China challenges IMF as emergency lender
China is stepping up its role as the lender of last resort to some of
the world's most financially strapped countries.
Chinese officials signaled on the weekend they are willing to expand
a $24 billion currency swap program to help Russia weather the worst
economic crisis since the 1998 default. China has provided $2.3 billion
in funds to Argentina since October as part of a currency swap and last
month it lent $4 billion to Venezuela, whose reserves cover just two
years of debt payments.
By lending to nations shut out of overseas capital markets, Chinese
President Xi Jinping is bolstering the country's influence in the global
economy and cutting into the International Monetary Fund's status as the
go-to financier for governments in financial distress. While the IMF
tends to demand reforms aimed at stabilizing a country's economy in
exchange for loans, analysts speculate that China's terms are more
focused on securing its interests in the resource-rich countries.
"It's always good to have IOUs in the back of your pocket," the chief
investment officer at Kolding, Denmark-based Global Evolution A/S,
Morten Bugge, who helps manage about $2 billion of emerging-market debt,
said.
"These are China's fellow friends and comrades, and to secure
long-term energy could be one of the motivations," he said.
The ruble jumped 4.9 percent to 55.8 per dollar in Moscow on Monday
after Hong Kong-based Phoenix TV cited China's Commerce Minister Gao
Hucheng as saying that expanding the currency swap between the two
nations would help Russia.
The ruble has gained 10 percent over the past two days, paring a sell
off that's made it the world's worst performing currency over the past
six months.
Unlike Ukraine, where the pro-west government received a $17 billion
IMF-led bailout this year, Russia, Argentina and Venezuela are often at
odds with the U.S. and its allies, essentially keeping them out of the
reach of the Washington-based institution. At $3.89 trillion, China
holds the world's largest foreign-exchange reserves, allowing it to fill
the void.
China and Russia signed a three-year currency-swap line of 150
billion yuan ($24 billion) in October, a contract that allows Russia to
borrow the yuan and lend the ruble. While the offer won't relieve the
main sources of pressure on the ruble - which has lost 41 percent this
year amid plunging oil prices and sanctions linked to Russia's
annexation of Crimea - it could bolster investors' confidence in the
country and help stem capital outflows.
Two phone calls to China's central bank seeking comment on the terms
of its currency swaps weren't returned. Russia isn't in talks with China
about any financial aid, Dmitry Peskov, a spokesman for President
Vladimir Putin, said recently.
Funding from China has helped raise Argentina's foreign reserves to a
13-month high of $30.9 billion, a boost for a country that has been kept
out of international capital markets since defaulting on foreign
obligations in 2001.
Argentina received $1 billion worth of yuan earlier this month as
part of the three-year currency-swap agreement with China, a central
bank official in the South American country, who asked not to be
identified because he isn't authorised to speak publicly, said recently.
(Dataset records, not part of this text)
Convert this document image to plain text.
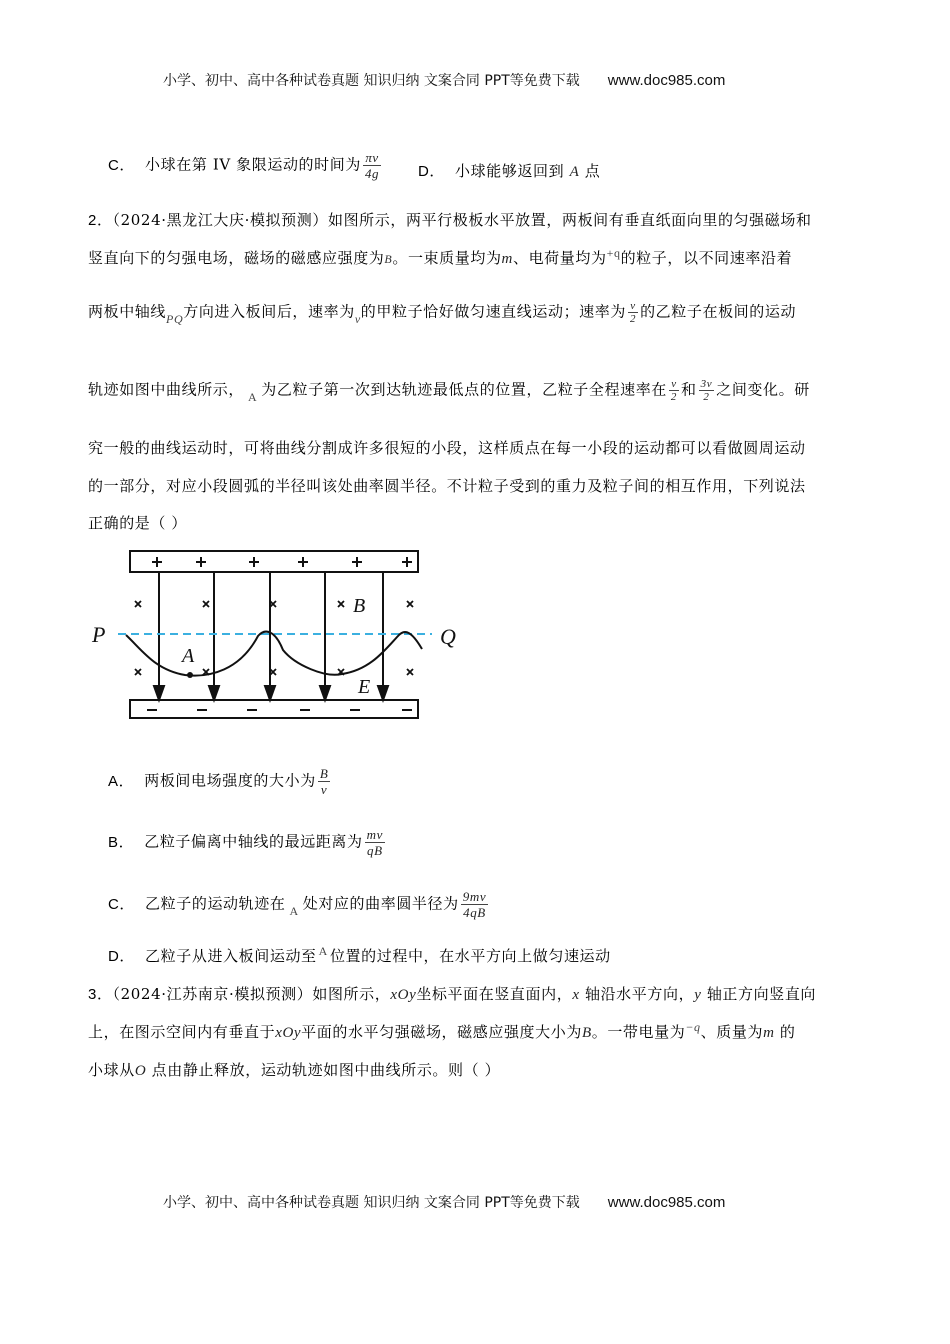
小学、初中、高中各种试卷真题 知识归纳 文案合同 PPT等免费下载 www.doc985.com
C． 小球在第 IV 象限运动的时间为 $\frac{\pi v}{4g}$ D． 小球能够返回到 A 点
2．（2024·黑龙江大庆·模拟预测）如图所示，两平行极板水平放置，两板间有垂直纸面向里的匀强磁场和
竖直向下的匀强电场，磁场的磁感应强度为B。一束质量均为m、电荷量均为$^{+q}$的粒子，以不同速率沿着
两板中轴线$_{PQ}$方向进入板间后，速率为$_v$的甲粒子恰好做匀速直线运动；速率为 $\frac{v}{2}$ 的乙粒子在板间的运动
轨迹如图中曲线所示， $_A$ 为乙粒子第一次到达轨迹最低点的位置，乙粒子全程速率在 $\frac{v}{2}$ 和 $\frac{3v}{2}$ 之间变化。研
究一般的曲线运动时，可将曲线分割成许多很短的小段，这样质点在每一小段的运动都可以看做圆周运动
的一部分，对应小段圆弧的半径叫该处曲率圆半径。不计粒子受到的重力及粒子间的相互作用，下列说法
正确的是（ ）
P	Q
A
B
E
A． 两板间电场强度的大小为 $\frac{B}{v}$
B． 乙粒子偏离中轴线的最远距离为 $\frac{mv}{qB}$
C． 乙粒子的运动轨迹在 $_A$ 处对应的曲率圆半径为 $\frac{9mv}{4qB}$
D． 乙粒子从进入板间运动至 $^A$ 位置的过程中，在水平方向上做匀速运动
3．（2024·江苏南京·模拟预测）如图所示，xOy坐标平面在竖直面内，x 轴沿水平方向，y 轴正方向竖直向
上，在图示空间内有垂直于xOy平面的水平匀强磁场，磁感应强度大小为B。一带电量为$^{-q}$、质量为m 的
小球从O 点由静止释放，运动轨迹如图中曲线所示。则（ ）
小学、初中、高中各种试卷真题 知识归纳 文案合同 PPT等免费下载 www.doc985.com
That extended the funds transfered to Argentina to $2.3 billion since
October. The swap is for a maximum of $11 billion over three years.
In Venezuela, President Nicolas Maduro last month added $4 billion he
borrowed from China to the country's reserves after they fell to an
11-year low. The country now has about $21 billion in its coffers, equal
to the amount of debt it has coming due in 2015 and 2016.
Venezuela, which was already plagued by shortages of everything from
toilet paper to toothpaste, is also suffering from the drop in oil, its
biggest export. Traders are betting that there's an 89 percent
probability that Venezuela won't make good on its debts over the next
five years, according to credit-default swaps data compiled by
Bloomberg.
"I don't think this is a broad policy to support any country that
asks for Chinese help," Steffen Reichold, an economist at Stone Harbor
Investment Partners in New York, said in an e-mail. "Several countries
are in a tight spot and the Chinese are offering to help. That buys them
some goodwill and influence, and promotes the use of the yuan."